TOKİ tarafından uygulanan Sosyal Konut Projesi hakkında vatandaşlardan gelen yoğun sorulara cevaben Din İşleri Yüksek Kurulu açıklamasında şu konulara değindi:
“Kurulumuz, halkımızla paylaştığı görüşünde, öncelikle faizin kesin olarak haram kılındığını, konut veya araç satın almak için faizli kredi kullanmanın caiz olmadığını çok açık ve kesin bir dille belirtmiştir. Bahse konu projenin, kira ödediği takdirde asgari geçimini zorlukla sağlayan ve ev sahibi olabilmek için faizsiz ödünç borç bulamayan alt veya orta gelirli vatandaşlara yönelik üretilen bir sosyal proje olduğu kanaatine ulaşmış ve bu projeden yararlanarak ev sahibi olmanın, dinen haram kılınan faizli işlem kapsamında değerlendirilmeyeceği sonucuna varmıştır.
Faiz, taraflardan birinin, sözleşmede karşılığı olmayan bir fazlalığı şart koşması ve bununla haksız bir kazanç elde etmesidir. Oysa bu projede devletin, verdiği borçtan kar etmek gibi bir amacı olmadığı gibi aksine peşin verdiği paranın yıllar sonra değer olarak daha düşük bir şekilde tahsili söz konusudur. Dolayısıyla İslamın haksız kazanç olarak gördüğü ve kendisine şiddetle savaş açtığı faiz, bu sosyal konut projesinde sonuç itibarıyla gerçekleşmemektedir. Nitekim Kurulumuz, daha önce de devletin yatırımları teşvik etmek, istihdam sağlamak ve kalkınmayı temin etmek amacıyla verdiği teşvik kredilerinin, şartlarına uygun şekilde alınıp kullanılmasının caiz olduğu ve bunun faiz kapsamında değerlendirilmeyeceği yönünde görüş bildirmiştir.

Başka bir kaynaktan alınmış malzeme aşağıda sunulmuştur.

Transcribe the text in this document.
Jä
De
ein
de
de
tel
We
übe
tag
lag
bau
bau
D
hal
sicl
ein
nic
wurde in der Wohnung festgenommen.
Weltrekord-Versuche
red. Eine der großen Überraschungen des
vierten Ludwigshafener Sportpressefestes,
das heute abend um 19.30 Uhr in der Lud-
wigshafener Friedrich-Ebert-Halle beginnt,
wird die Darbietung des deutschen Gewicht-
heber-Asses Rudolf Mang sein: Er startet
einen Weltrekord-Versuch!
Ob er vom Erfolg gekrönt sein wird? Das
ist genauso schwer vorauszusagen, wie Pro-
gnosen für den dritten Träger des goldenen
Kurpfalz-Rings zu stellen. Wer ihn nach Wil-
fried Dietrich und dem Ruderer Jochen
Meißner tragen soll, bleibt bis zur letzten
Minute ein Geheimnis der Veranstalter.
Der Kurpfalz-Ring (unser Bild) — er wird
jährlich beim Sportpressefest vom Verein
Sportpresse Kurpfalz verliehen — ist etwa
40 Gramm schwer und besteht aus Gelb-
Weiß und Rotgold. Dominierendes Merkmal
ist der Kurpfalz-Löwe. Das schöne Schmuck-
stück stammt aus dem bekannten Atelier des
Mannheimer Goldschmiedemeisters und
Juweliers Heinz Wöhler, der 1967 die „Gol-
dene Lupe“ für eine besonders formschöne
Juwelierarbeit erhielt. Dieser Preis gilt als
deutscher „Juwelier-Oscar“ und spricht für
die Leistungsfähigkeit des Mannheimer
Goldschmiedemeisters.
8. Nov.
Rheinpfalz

Kurulumuzun dar gelirli vatandaşlarımızın devlet desteğiyle ev sahibi olmasını amaçlayan TOKİ’nin sosyal konut projesi özelindeki son görüşü de bu kapsamda görülmelidir. Söz konusu görüş üzerinden Başkanlığımızın ve Din İşleri Yüksek Kurulumuzun faize cevaz verdiği veya devlet bankalarından alınan faizli kredilerin caiz olduğunu söylediği iddiası asılsız olduğu kadar kurumlarımızı yıpratma amacı taşıyan iyi niyetle bağdaşmayan bir algı operasyonu olarak değerlendirilmiştir.”